REVIEW OF THE HUMAN RIGHTS ACT

Magna Carta, signed in 1215, has been called the most influential secular document in the history of the world. It contains the famous passage:

"No free man shall be seized or imprisoned or stripped of his rights or possessions, or outlawed or exiled, or deprived of his standing in any other way nor will we proceed with force aginst him, or send others to do so, except by the lawful judgement of his equals or by the law of the land."

In just five years time we shall be celebrating the 800th anniversary of Magna Carta. How timely that the coalition government agreement charges the Ministry of Justice to conduct a review of the Human Rights Act and related matters, looking at our civil liberties in the 21st century.

Our europhobe news media present the European human rights convention as some dreadful EU imposition from Brussels.  The fact that it was a mainly British initiative drafted in the main by British lawyers with the active support of Winston Churchill is totally ignored.

As Tom McNally, leader of the Lib Dem peers in the House of Lords and Minister of State for the Ministry of Justice says in a recent article: "For some of our media, and politicians, a red mist descends when anything with the words Europe or European are included in the title."

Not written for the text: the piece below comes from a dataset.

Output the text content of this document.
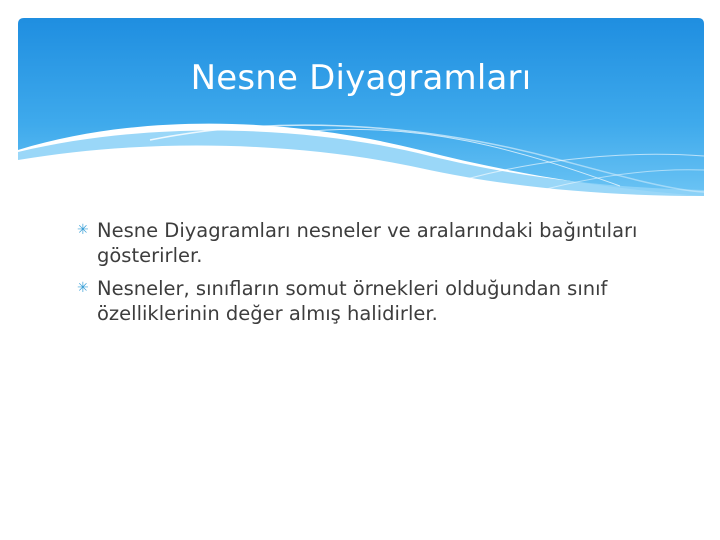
Nesne Diyagramları
✳ Nesne Diyagramları nesneler ve aralarındaki bağıntıları gösterirler.
✳ Nesneler, sınıfların somut örnekleri olduğundan sınıf özelliklerinin değer almış halidirler.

He points out that the drafters who wrote the European Convention on Human Rights were "working in the shadow of the still vivid experience of the rule of law being trampled on by Hitler's jack-boots across mainland Europe.  Sixty years later there is no room for complacency about human rights."

He adds: "That is why I hope we can make Magna Carta the touchstone for a process of increased understanding of the importance of the principles on which the British state has been governed for nearly 800 years."